In ovarian cancer, miR-9 has been controversially described either as a oncomiR

or as tumor suppressor miR. Zhao et al. [36] in their study revealed this double-face role of

miR-9 in ovarian tumor cells. They analyzed the expression of nine microRNAs by

performing real-time polymerase chain reaction in 46 primary ovarian tumor cells from

surgically resected patients with distinct sensitivity to platinum based chemotherapy. MiR-9

expression was significantly higher in platinum sensitive patients and tumor cells from

platinum sensitive patients were more tumorigenic than those from platinum resistant patients.

Laios et al. [37] analyzed miR-9 expression levels in 22 FFPE and 18 fresh frozen samples of

primary and recurrent ovarian cancer. Using real-time polymerase chain reaction technic,

62

miR-9 was significantly down regulated in recurrent cancers when compared to primary.

Recently, Yanaihara et al [38] in a cohort of HGSC and ovarian cancer clear cell (OCCC)

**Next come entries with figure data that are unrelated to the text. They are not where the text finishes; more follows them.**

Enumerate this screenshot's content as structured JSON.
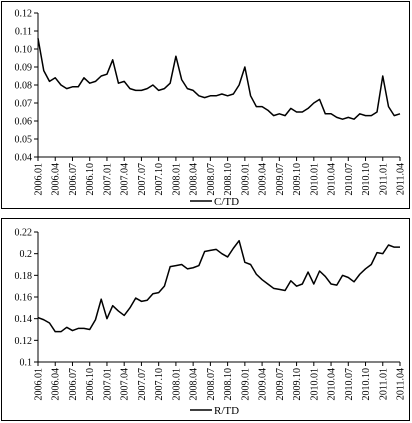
{
  "chart_data": [
    {
      "type": "line",
      "title": "",
      "xlabel": "",
      "ylabel": "",
      "ylim": [
        0.04,
        0.12
      ],
      "yticks": [
        "0.04",
        "0.05",
        "0.06",
        "0.07",
        "0.08",
        "0.09",
        "0.10",
        "0.11",
        "0.12"
      ],
      "xtick_labels": [
        "2006.01",
        "2006.04",
        "2006.07",
        "2006.10",
        "2007.01",
        "2007.04",
        "2007.07",
        "2007.10",
        "2008.01",
        "2008.04",
        "2008.07",
        "2008.10",
        "2009.01",
        "2009.04",
        "2009.07",
        "2009.10",
        "2010.01",
        "2010.04",
        "2010.07",
        "2010.10",
        "2011.01",
        "2011.04"
      ],
      "grid": false,
      "legend_position": "bottom-center",
      "series": [
        {
          "name": "C/TD",
          "color": "#000000",
          "values": [
            0.106,
            0.088,
            0.082,
            0.084,
            0.08,
            0.078,
            0.079,
            0.079,
            0.084,
            0.081,
            0.082,
            0.085,
            0.086,
            0.094,
            0.081,
            0.082,
            0.078,
            0.077,
            0.077,
            0.078,
            0.08,
            0.077,
            0.078,
            0.081,
            0.096,
            0.083,
            0.078,
            0.077,
            0.074,
            0.073,
            0.074,
            0.074,
            0.075,
            0.074,
            0.075,
            0.08,
            0.09,
            0.074,
            0.068,
            0.068,
            0.066,
            0.063,
            0.064,
            0.063,
            0.067,
            0.065,
            0.065,
            0.067,
            0.07,
            0.072,
            0.064,
            0.064,
            0.062,
            0.061,
            0.062,
            0.061,
            0.064,
            0.063,
            0.063,
            0.065,
            0.085,
            0.068,
            0.063,
            0.064
          ]
        }
      ]
    },
    {
      "type": "line",
      "title": "",
      "xlabel": "",
      "ylabel": "",
      "ylim": [
        0.1,
        0.22
      ],
      "yticks": [
        "0.1",
        "0.12",
        "0.14",
        "0.16",
        "0.18",
        "0.2",
        "0.22"
      ],
      "xtick_labels": [
        "2006.01",
        "2006.04",
        "2006.07",
        "2006.10",
        "2007.01",
        "2007.04",
        "2007.07",
        "2007.10",
        "2008.01",
        "2008.04",
        "2008.07",
        "2008.10",
        "2009.01",
        "2009.04",
        "2009.07",
        "2009.10",
        "2010.01",
        "2010.04",
        "2010.07",
        "2010.10",
        "2011.01",
        "2011.04"
      ],
      "grid": false,
      "legend_position": "bottom-center",
      "series": [
        {
          "name": "R/TD",
          "color": "#000000",
          "values": [
            0.141,
            0.139,
            0.136,
            0.128,
            0.128,
            0.132,
            0.129,
            0.131,
            0.131,
            0.13,
            0.139,
            0.158,
            0.14,
            0.152,
            0.147,
            0.143,
            0.15,
            0.159,
            0.156,
            0.157,
            0.163,
            0.164,
            0.17,
            0.188,
            0.189,
            0.19,
            0.186,
            0.187,
            0.189,
            0.202,
            0.203,
            0.204,
            0.2,
            0.197,
            0.205,
            0.212,
            0.192,
            0.19,
            0.181,
            0.176,
            0.172,
            0.168,
            0.167,
            0.166,
            0.175,
            0.17,
            0.172,
            0.183,
            0.172,
            0.184,
            0.179,
            0.172,
            0.171,
            0.18,
            0.178,
            0.174,
            0.181,
            0.186,
            0.19,
            0.201,
            0.2,
            0.208,
            0.206,
            0.206
          ]
        }
      ]
    }
  ]
}
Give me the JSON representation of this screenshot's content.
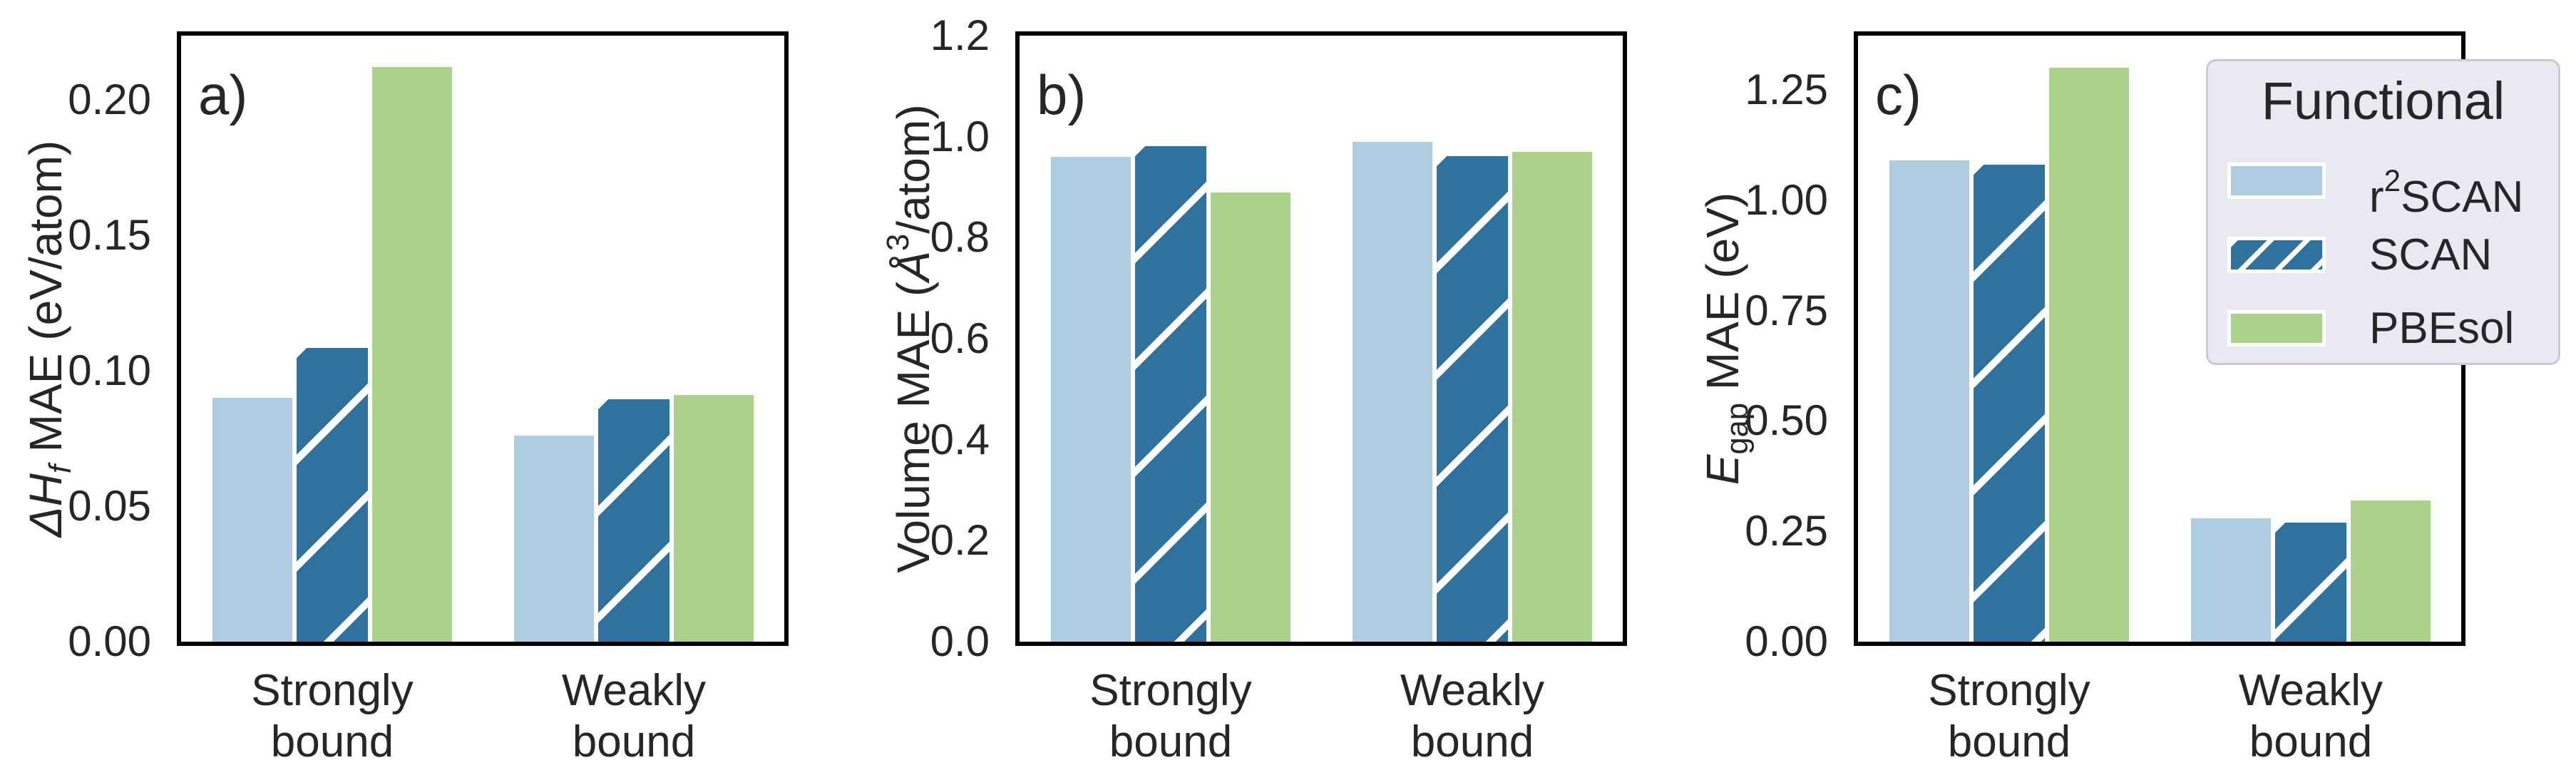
{
  "figure": {
    "background": "#ffffff",
    "text_color": "#262626",
    "spine_color": "#000000",
    "panels": [
      {
        "letter": "a)",
        "ylabel_tokens": [
          {
            "t": "Δ",
            "i": true
          },
          {
            "t": "H",
            "i": true
          },
          {
            "t": "f",
            "i": true,
            "pos": "sub"
          },
          {
            "t": " MAE (eV/atom)"
          }
        ],
        "ytick_labels": [
          "0.00",
          "0.05",
          "0.10",
          "0.15",
          "0.20"
        ],
        "ytick_values": [
          0,
          0.05,
          0.1,
          0.15,
          0.2
        ]
      },
      {
        "letter": "b)",
        "ylabel_tokens": [
          {
            "t": "Volume MAE ("
          },
          {
            "t": "Å",
            "i": true
          },
          {
            "t": "3",
            "pos": "sup"
          },
          {
            "t": "/atom)"
          }
        ],
        "ytick_labels": [
          "0.0",
          "0.2",
          "0.4",
          "0.6",
          "0.8",
          "1.0",
          "1.2"
        ],
        "ytick_values": [
          0,
          0.2,
          0.4,
          0.6,
          0.8,
          1.0,
          1.2
        ]
      },
      {
        "letter": "c)",
        "ylabel_tokens": [
          {
            "t": "E",
            "i": true
          },
          {
            "t": "gap",
            "pos": "sub"
          },
          {
            "t": " MAE (eV)"
          }
        ],
        "ytick_labels": [
          "0.00",
          "0.25",
          "0.50",
          "0.75",
          "1.00",
          "1.25"
        ],
        "ytick_values": [
          0,
          0.25,
          0.5,
          0.75,
          1.0,
          1.25
        ]
      }
    ],
    "xtick_lines": [
      [
        "Strongly",
        "bound"
      ],
      [
        "Weakly",
        "bound"
      ]
    ],
    "series_styles": [
      {
        "name": "r2SCAN",
        "color": "#aecde0",
        "hatch": false
      },
      {
        "name": "SCAN",
        "color": "#30729e",
        "hatch": true,
        "hatch_color": "#ffffff"
      },
      {
        "name": "PBEsol",
        "color": "#abd18b",
        "hatch": false
      }
    ],
    "legend": {
      "title": "Functional",
      "background": "#e9e9f1",
      "border_color": "#c9c9d3",
      "entries": [
        {
          "name": "r2SCAN",
          "tokens": [
            {
              "t": "r"
            },
            {
              "t": "2",
              "pos": "sup"
            },
            {
              "t": "SCAN"
            }
          ]
        },
        {
          "name": "SCAN",
          "tokens": [
            {
              "t": "SCAN"
            }
          ]
        },
        {
          "name": "PBEsol",
          "tokens": [
            {
              "t": "PBEsol"
            }
          ]
        }
      ]
    }
  },
  "chart_data": [
    {
      "type": "bar",
      "panel": "a)",
      "title": "",
      "xlabel": "",
      "ylabel": "ΔHf MAE (eV/atom)",
      "categories": [
        "Strongly bound",
        "Weakly bound"
      ],
      "series": [
        {
          "name": "r2SCAN",
          "values": [
            0.09,
            0.076
          ]
        },
        {
          "name": "SCAN",
          "values": [
            0.11,
            0.091
          ]
        },
        {
          "name": "PBEsol",
          "values": [
            0.212,
            0.091
          ]
        }
      ],
      "ylim": [
        0,
        0.2237
      ],
      "yticks": [
        0,
        0.05,
        0.1,
        0.15,
        0.2
      ],
      "grid": false,
      "legend_position": "none"
    },
    {
      "type": "bar",
      "panel": "b)",
      "title": "",
      "xlabel": "",
      "ylabel": "Volume MAE (Å3/atom)",
      "categories": [
        "Strongly bound",
        "Weakly bound"
      ],
      "series": [
        {
          "name": "r2SCAN",
          "values": [
            0.96,
            0.99
          ]
        },
        {
          "name": "SCAN",
          "values": [
            0.99,
            0.97
          ]
        },
        {
          "name": "PBEsol",
          "values": [
            0.89,
            0.97
          ]
        }
      ],
      "ylim": [
        0,
        1.2
      ],
      "yticks": [
        0,
        0.2,
        0.4,
        0.6,
        0.8,
        1.0,
        1.2
      ],
      "grid": false,
      "legend_position": "none"
    },
    {
      "type": "bar",
      "panel": "c)",
      "title": "",
      "xlabel": "",
      "ylabel": "Egap MAE (eV)",
      "categories": [
        "Strongly bound",
        "Weakly bound"
      ],
      "series": [
        {
          "name": "r2SCAN",
          "values": [
            1.09,
            0.28
          ]
        },
        {
          "name": "SCAN",
          "values": [
            1.09,
            0.28
          ]
        },
        {
          "name": "PBEsol",
          "values": [
            1.3,
            0.32
          ]
        }
      ],
      "ylim": [
        0,
        1.373
      ],
      "yticks": [
        0,
        0.25,
        0.5,
        0.75,
        1.0,
        1.25
      ],
      "grid": false,
      "legend_position": "upper right"
    }
  ]
}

showed that miR-9 presented with higher expression in OCCC. MiR-9 overexpression

directly target E-cadherin thereby inducing an EMT. Therefore, although we did not find an

association between miR-9 expression levels and YAP expression on Hippo pathway,

microRNAs can play different roles in the development and progression of cancers

conditional on target genes.

One of the major boundary of YAP immunohistochemical analysis is that YAP is a

transcriptional co-activator in the Hippo pathway. As a transcriptional co-activator, YAP can

be either phosphorylated and retained in the cytoplasm or active in the nucleus. Thus, YAP

expression can be read in the cytoplasm and nucleus, and there is no defined standard pattern

regarding staining and image analysis. In conclusion, although YAP expression was not

confirmed with in vitro and in vivo tests, we have a significant cohort of HGSOC patients with

available FFPE samples and adequate follow-up. This is the largest study of Brazilian patients

with HGSOC, in which all cases were reviewed by an expert pathologist, nYAP and cpYAP,

expression, miR-9 expression levels were performed and platinum resistance was assessed.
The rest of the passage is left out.